Ginastera's Sonata No. 1 began the afternoon. Fan emphasized the similarities to Prokofiev's early sonatas in the first movement, and he floated three high notes with aplomb, ending the Adagio molto appassionato. The restless toccata finishing the work was a percussive and high energy journey under Fan's fleet fingers. However, the piano sound at the top end became increasingly brittle, particularly when Fan demanded a lot of volume, indicating some attention to hammer voicing may be in order.
Two short works by Nazareth and Piazzola (the latter a lovely Prelude from 1987, similar to the composer's 'Oblivion') led to 'Troubled Water,' by Chicago composer Margaret Bonds. Fan brought out the rhythmic complexities and insistent syncopation, but the piece ultimately lacked interest. Nonetheless, Bonds, the teacher of Ned Rorem, was a welcome and rare addition to the program.

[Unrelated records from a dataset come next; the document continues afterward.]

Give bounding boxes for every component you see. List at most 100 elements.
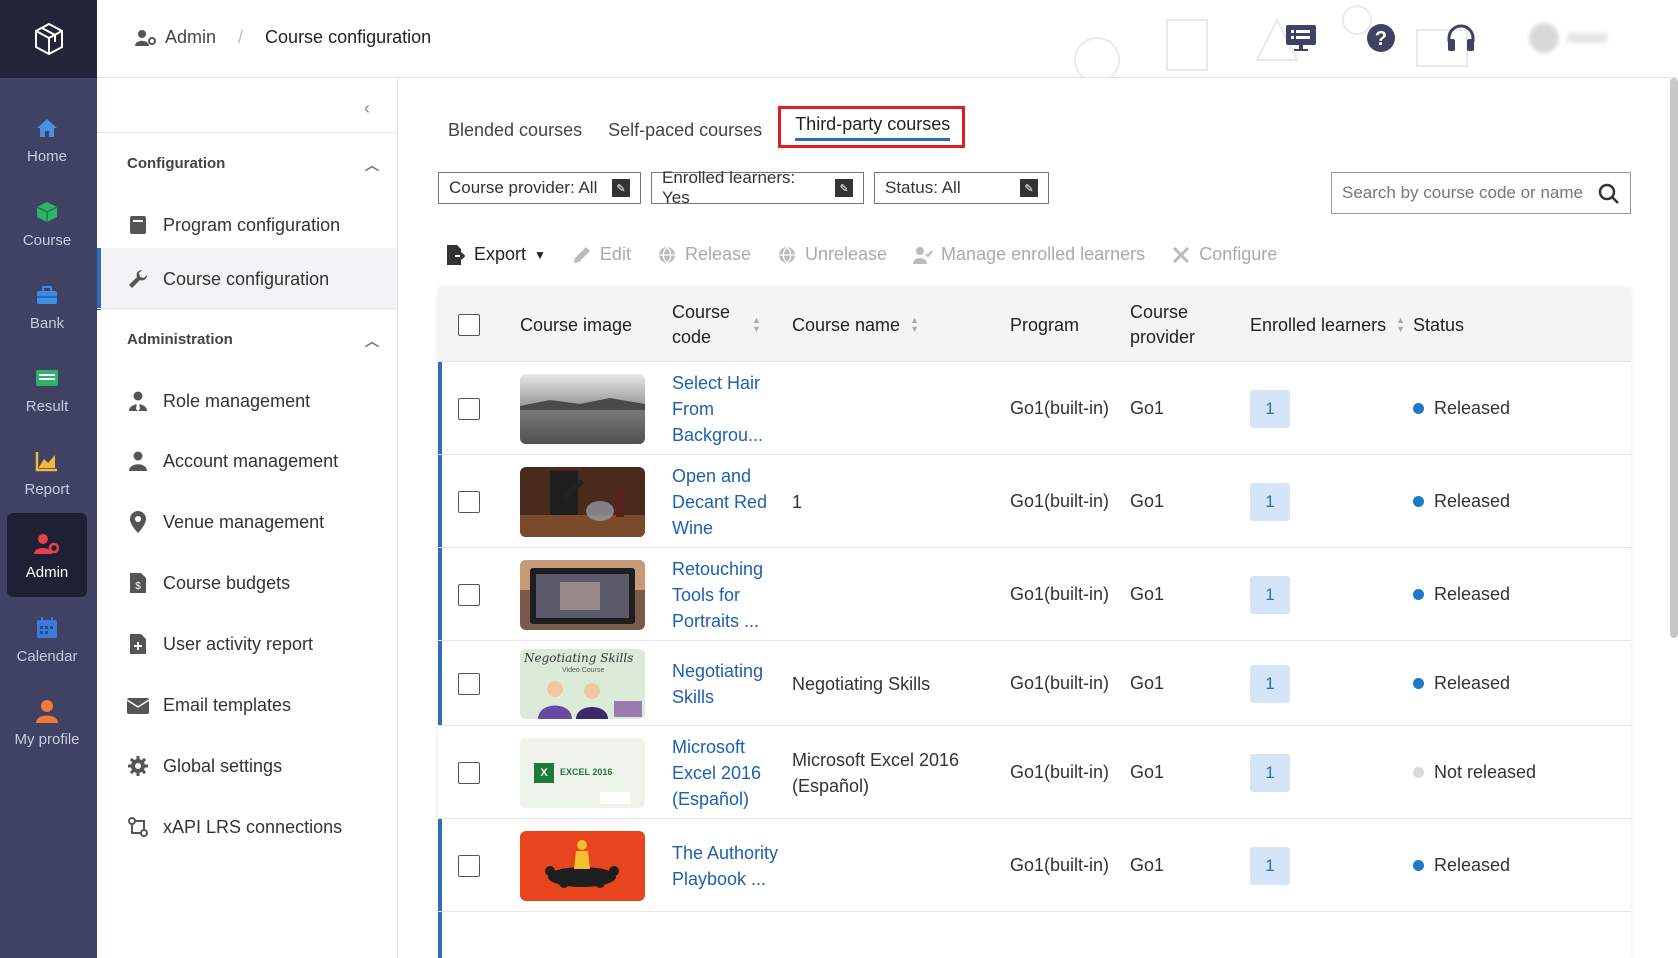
section-configuration[interactable]: Configuration ︿	[97, 132, 397, 194]
header-course-name[interactable]: Course name ▲ ▼	[792, 288, 919, 362]
header-program: Program	[1010, 288, 1079, 362]
page-scrollbar[interactable]	[1670, 78, 1678, 638]
gear-icon	[127, 755, 149, 777]
course-code-link[interactable]: The Authority Playbook ...	[672, 840, 792, 892]
side-item-email-templates[interactable]: Email templates	[97, 674, 397, 736]
enrolled-count-badge[interactable]: 1	[1250, 664, 1290, 703]
table-row[interactable]: Negotiating Skills Video Course Negotiat…	[438, 641, 1631, 726]
rail-item-home[interactable]: Home	[7, 97, 87, 181]
program: Go1(built-in)	[1010, 673, 1110, 693]
row-checkbox[interactable]	[458, 761, 480, 784]
side-item-xapi-lrs-connections[interactable]: xAPI LRS connections	[97, 796, 397, 858]
course-code-link[interactable]: Negotiating Skills	[672, 658, 792, 710]
manage-enrolled-learners-button[interactable]: Manage enrolled learners	[913, 244, 1145, 265]
collapse-sidebar-button[interactable]: ‹	[355, 96, 379, 120]
rail-item-bank[interactable]: Bank	[7, 264, 87, 348]
table-row[interactable]: Select Hair From Backgrou... Go1(built-i…	[438, 362, 1631, 455]
enrolled-count-badge[interactable]: 1	[1250, 389, 1290, 428]
pencil-icon	[572, 245, 592, 265]
username-blurred	[1567, 33, 1607, 43]
globe-icon	[657, 245, 677, 265]
rail-item-label: Report	[24, 480, 70, 498]
filter-course-provider[interactable]: Course provider: All ✎	[438, 172, 641, 204]
side-item-user-activity-report[interactable]: User activity report	[97, 613, 397, 675]
release-button[interactable]: Release	[657, 244, 751, 265]
row-checkbox[interactable]	[458, 397, 480, 420]
course-thumbnail[interactable]	[520, 830, 645, 901]
support-button[interactable]	[1443, 20, 1479, 56]
side-item-account-management[interactable]: Account management	[97, 430, 397, 492]
row-checkbox[interactable]	[458, 583, 480, 606]
row-checkbox[interactable]	[458, 672, 480, 695]
breadcrumb: Admin / Course configuration	[135, 27, 431, 48]
program: Go1(built-in)	[1010, 491, 1110, 511]
side-item-course-configuration[interactable]: Course configuration	[97, 248, 397, 310]
profile-icon	[33, 697, 61, 725]
header-label: Course code	[672, 302, 731, 347]
header-course-code[interactable]: Course code ▲ ▼	[672, 288, 782, 362]
course-code-link[interactable]: Microsoft Excel 2016 (Español)	[672, 734, 792, 812]
search-input[interactable]	[1342, 183, 1592, 203]
user-cog-icon	[135, 29, 156, 46]
side-item-global-settings[interactable]: Global settings	[97, 735, 397, 797]
tab-self-paced-courses[interactable]: Self-paced courses	[598, 112, 772, 154]
course-code-link[interactable]: Retouching Tools for Portraits ...	[672, 556, 792, 634]
row-checkbox[interactable]	[458, 490, 480, 513]
course-thumbnail[interactable]: X EXCEL 2016	[520, 737, 645, 808]
home-icon	[33, 114, 61, 142]
rail-item-calendar[interactable]: Calendar	[7, 597, 87, 681]
program: Go1(built-in)	[1010, 398, 1110, 418]
edit-button[interactable]: Edit	[572, 244, 631, 265]
app-logo[interactable]	[0, 0, 97, 78]
status-dot	[1413, 767, 1424, 778]
edit-icon: ✎	[612, 179, 630, 197]
enrolled-count-badge[interactable]: 1	[1250, 846, 1290, 885]
search-icon[interactable]	[1598, 183, 1620, 205]
table-row[interactable]: Open and Decant Red Wine 1 Go1(built-in)…	[438, 455, 1631, 548]
table-row[interactable]: X EXCEL 2016 Microsoft Excel 2016 (Españ…	[438, 726, 1631, 819]
rail-item-my-profile[interactable]: My profile	[7, 680, 87, 764]
presentation-button[interactable]	[1283, 20, 1319, 56]
user-menu[interactable]	[1523, 20, 1613, 56]
filter-status[interactable]: Status: All ✎	[874, 172, 1049, 204]
bank-icon	[33, 281, 61, 309]
section-administration[interactable]: Administration ︿	[97, 308, 397, 370]
tab-blended-courses[interactable]: Blended courses	[438, 112, 592, 154]
status-text: Released	[1434, 855, 1511, 875]
side-item-course-budgets[interactable]: $ Course budgets	[97, 552, 397, 614]
side-item-role-management[interactable]: Role management	[97, 370, 397, 432]
rail-item-course[interactable]: Course	[7, 181, 87, 265]
enrolled-count-badge[interactable]: 1	[1250, 482, 1290, 521]
rail-item-report[interactable]: Report	[7, 430, 87, 514]
logo-icon	[34, 22, 63, 56]
enrolled-count-badge[interactable]: 1	[1250, 753, 1290, 792]
rail-item-admin[interactable]: Admin	[7, 513, 87, 597]
side-item-venue-management[interactable]: Venue management	[97, 491, 397, 553]
rail-item-result[interactable]: Result	[7, 347, 87, 431]
side-item-program-configuration[interactable]: Program configuration	[97, 194, 397, 256]
select-all-checkbox[interactable]	[458, 314, 480, 336]
row-marker	[438, 912, 442, 958]
header-enrolled-learners[interactable]: Enrolled learners ▲ ▼	[1250, 288, 1405, 362]
course-code-link[interactable]: Select Hair From Backgrou...	[672, 370, 792, 448]
course-thumbnail[interactable]	[520, 559, 645, 630]
table-row[interactable]: The Authority Playbook ... Go1(built-in)…	[438, 819, 1631, 912]
filter-enrolled-learners[interactable]: Enrolled learners: Yes ✎	[651, 168, 864, 207]
unrelease-button[interactable]: Unrelease	[777, 244, 887, 265]
help-button[interactable]: ?	[1363, 20, 1399, 56]
course-provider: Go1	[1130, 584, 1165, 604]
table-row[interactable]: Retouching Tools for Portraits ... Go1(b…	[438, 548, 1631, 641]
course-thumbnail[interactable]	[520, 466, 645, 537]
course-thumbnail[interactable]	[520, 373, 645, 444]
row-marker	[438, 641, 442, 725]
excel-logo-icon: X	[534, 762, 554, 783]
course-code-link[interactable]: Open and Decant Red Wine	[672, 463, 792, 541]
export-button[interactable]: Export ▼	[446, 244, 546, 265]
enrolled-count-badge[interactable]: 1	[1250, 575, 1290, 614]
row-checkbox[interactable]	[458, 854, 480, 877]
configure-button[interactable]: Configure	[1171, 244, 1277, 265]
breadcrumb-root[interactable]: Admin	[135, 27, 216, 48]
tab-third-party-courses[interactable]: Third-party courses	[778, 106, 966, 148]
course-thumbnail[interactable]: Negotiating Skills Video Course	[520, 648, 645, 719]
side-item-label: xAPI LRS connections	[163, 816, 343, 837]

A quite different experience was the Barber Sonata, a 1949 work that has become a repertoire staple. I have always liked the live Cliburn performance from his second Soviet Union tour of 1960, and the more relaxed approach from Arizona pianist Nicholas Zumbro. Fan veered towards the Cliburn reading, seizing the dissonant block chords in the first movement and underscoring the vacillating double and triple meters. The performance of the second movement, Allegro vivace, was simply masterful, full of whimsy and subtle phrasing. The Allegro mesto was a dirge, leaving the audience adrift in a luxurious sonic fog, with Fan tolling bells with his left hand. Wonderful. The famous concluding fugue was taken at a quick clip, control almost being lost in several places, and the contrary-motion octaves at the end lacked clarity. That said, it was a riveting performance, fully realized, and the highlight of the recital.
To conclude a day of energetic pieces, Fan played Liszt's 'Rigoletto Paraphrase' dramatically; but this Verdi homage is not quite yet Fan's piece. What was missing was repose among the tumult, real legato octaves among the bravura, and a more chaste use of the pedal. One can get away with a lot in this piece, and Fan let out all the pianistic stops to the acclaim of the large audience. One left the hall humming the famous Quartet theme, surely what the Weimar master would have wanted.
Joel Fan taped a deep vein of energy in this recital, and he seemed likely to repeat the entire event if an appropriate request was offered. He is a formidable artist with an innovating and inquisitive musical nature.